DESCRIPTION (provided by applicant): This project describes a 5 year training program for a career as a Physician-Scientist with the long term goal of establishing a research program within the field of thoracic and pleural oncology. The applicant has finished a fellowship in Pulmonary, Allergy, and Critical Care Medicine at the University of Pennsylvania. He is currently conducting research in adoptive T cell immunotherapy for malignant pleural mesothelioma (MPM), a deadly asbestos-related pleural malignancy for which treatment options remain limited. The research focus of this proposal is to enhance the anti-tumor effect of chimeric antibody receptor (CAR)-based T cell immunotherapy. The central hypothesis of the proposal is that CAR T cell therapy for MPM can be significantly enhanced by improving T cell trafficking, inhibiting tumor microenvironment immunosuppression, and making T cells more resilient to tumor induced functional inhibition. In Specific Aim 1, CAR T cells will be genetically modified to express chemokine receptors appropriate for the chemokines secreted by MPM tumor in attempt to augment T cell trafficking to tumor. In Specific Aim 2, T cell signaling molecules/domains known to inhibit T cell activation will be genetically inactivated in order to increase T cell resilience to tumor-induced inactivation. In Specific Aim 3, using two complementary mouse models of CAR T cell immunotherapy, established inhibitory mediators secreted into the tumor microenvironment that allow evasion of immunity will be inhibited in attempts to augment T cell anti-tumor efficacy. The training component of this proposal includes formal coursework, participation in a rich environment of post-doctoral lectures and seminars in thoracic/pleural oncology, acquisition of advanced laboratory techniques, and individual mentoring. This project will take place under the supervision of Dr. Steven Albelda who is the Director of Lung Research and the Thoracic Oncology Laboratory at the University of Pennsylvania; and Dr. Carl June who is the Director of Translational Research at the Abramson Cancer Center at Penn. Dr. Albelda and Dr. June have mentored over 100 trainees. In addition, an advisory committee of distinguished scientists will provide experimental assistance, intellectual guidance, and career advice throughout the duration of this award.

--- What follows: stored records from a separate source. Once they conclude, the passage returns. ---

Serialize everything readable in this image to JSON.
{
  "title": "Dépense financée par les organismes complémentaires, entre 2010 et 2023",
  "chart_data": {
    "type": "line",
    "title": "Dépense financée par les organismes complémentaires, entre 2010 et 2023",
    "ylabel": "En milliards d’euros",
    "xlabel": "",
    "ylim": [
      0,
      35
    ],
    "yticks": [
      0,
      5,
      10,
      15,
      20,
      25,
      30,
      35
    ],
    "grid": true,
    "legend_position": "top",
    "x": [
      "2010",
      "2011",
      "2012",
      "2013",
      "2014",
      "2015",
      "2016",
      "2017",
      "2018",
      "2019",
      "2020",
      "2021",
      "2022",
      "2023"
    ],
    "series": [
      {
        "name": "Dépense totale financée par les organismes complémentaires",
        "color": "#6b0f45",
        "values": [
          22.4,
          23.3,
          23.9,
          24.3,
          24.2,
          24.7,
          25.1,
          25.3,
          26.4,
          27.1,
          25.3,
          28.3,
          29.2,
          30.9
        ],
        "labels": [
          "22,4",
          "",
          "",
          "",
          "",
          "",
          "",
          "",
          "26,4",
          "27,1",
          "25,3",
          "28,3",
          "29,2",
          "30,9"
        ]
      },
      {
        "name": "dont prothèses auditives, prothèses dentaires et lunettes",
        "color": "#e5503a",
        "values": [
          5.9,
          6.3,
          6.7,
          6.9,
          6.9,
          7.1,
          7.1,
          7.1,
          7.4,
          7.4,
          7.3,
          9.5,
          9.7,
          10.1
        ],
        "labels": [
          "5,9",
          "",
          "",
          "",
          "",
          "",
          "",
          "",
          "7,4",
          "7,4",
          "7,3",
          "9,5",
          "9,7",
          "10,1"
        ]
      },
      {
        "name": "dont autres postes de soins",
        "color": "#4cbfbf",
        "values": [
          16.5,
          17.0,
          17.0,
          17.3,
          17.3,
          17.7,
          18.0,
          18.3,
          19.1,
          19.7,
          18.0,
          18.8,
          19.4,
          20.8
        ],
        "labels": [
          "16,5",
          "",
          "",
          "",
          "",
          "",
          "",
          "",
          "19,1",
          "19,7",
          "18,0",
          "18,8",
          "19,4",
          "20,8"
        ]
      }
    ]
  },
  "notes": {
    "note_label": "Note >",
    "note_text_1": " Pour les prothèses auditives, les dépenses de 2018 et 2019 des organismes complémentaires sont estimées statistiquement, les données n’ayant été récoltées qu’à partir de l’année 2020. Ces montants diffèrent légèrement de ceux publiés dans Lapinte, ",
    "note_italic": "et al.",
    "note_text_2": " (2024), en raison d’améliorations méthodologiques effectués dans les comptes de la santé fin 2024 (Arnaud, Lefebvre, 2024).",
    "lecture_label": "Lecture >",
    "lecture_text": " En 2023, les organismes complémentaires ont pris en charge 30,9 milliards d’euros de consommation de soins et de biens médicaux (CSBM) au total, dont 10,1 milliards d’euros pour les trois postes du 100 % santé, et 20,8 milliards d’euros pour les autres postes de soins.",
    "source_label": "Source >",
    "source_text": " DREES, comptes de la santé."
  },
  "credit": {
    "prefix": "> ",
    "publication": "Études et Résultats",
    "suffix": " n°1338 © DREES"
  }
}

描述（由申请人提供）：该项目描述了一项为期5年的培训计划，该计划是一名医师科学家的职业，其长期目标是在胸腔和胸膜肿瘤学领域建立研究计划。申请人已在宾夕法尼亚大学完成了肺部，过敏和重症监护医学的研究金。他目前正在进行有关恶性胸膜间皮瘤（MPM）的收养T细胞免疫疗法研究，这是一种致命的石棉相关胸膜恶性肿瘤，治疗方案仍然有限。该提案的研究重点是增强基于嵌合抗体受体（CAR）的T细胞免疫疗法的抗肿瘤作用。该提案的中心假设是，通过改善T细胞运输，抑制肿瘤微环境免疫抑制，可以显着增强MPM的CAR T细胞治疗，并使T细胞对肿瘤诱导的功能抑制更具弹性。在特定的目标1中，将对CAR T细胞进行遗传修饰，以表达适用于MPM肿瘤分泌的趋化因子的趋化因子受体，以增强T细胞运输到肿瘤。在特定的目标2中，将在遗传上灭活已知的T细胞信号分子/结构域，以增加T细胞对肿瘤诱导的失活的弹性。在特定的目标3中，使用两个互补的CAR T细胞免疫疗法的小鼠模型，建立的抑制性介质分泌到肿瘤微环境中，允许逃避免疫力的抑制作用将被抑制，以增强T细胞抗肿瘤功效。该提案的培训部分包括正式课程，参与胸腔/胸膜肿瘤学的丰富的博士后讲座环境以及研讨会，高级实验室技术的获取以及个人指导。该项目将在宾夕法尼亚大学肺部研究和胸腔肿瘤实验室主任史蒂文·阿尔贝尔达（Steven Albelda）博士的指导下进行；卡尔·六月（Carl June）博士是宾夕法尼亚州艾布拉姆森癌症中心转化研究主任。 Albelda博士和June博士指导了100多名学员。此外，杰出科学家的咨询委员会将在本奖项的整个期间提供实验帮助，智力指导和职业建议。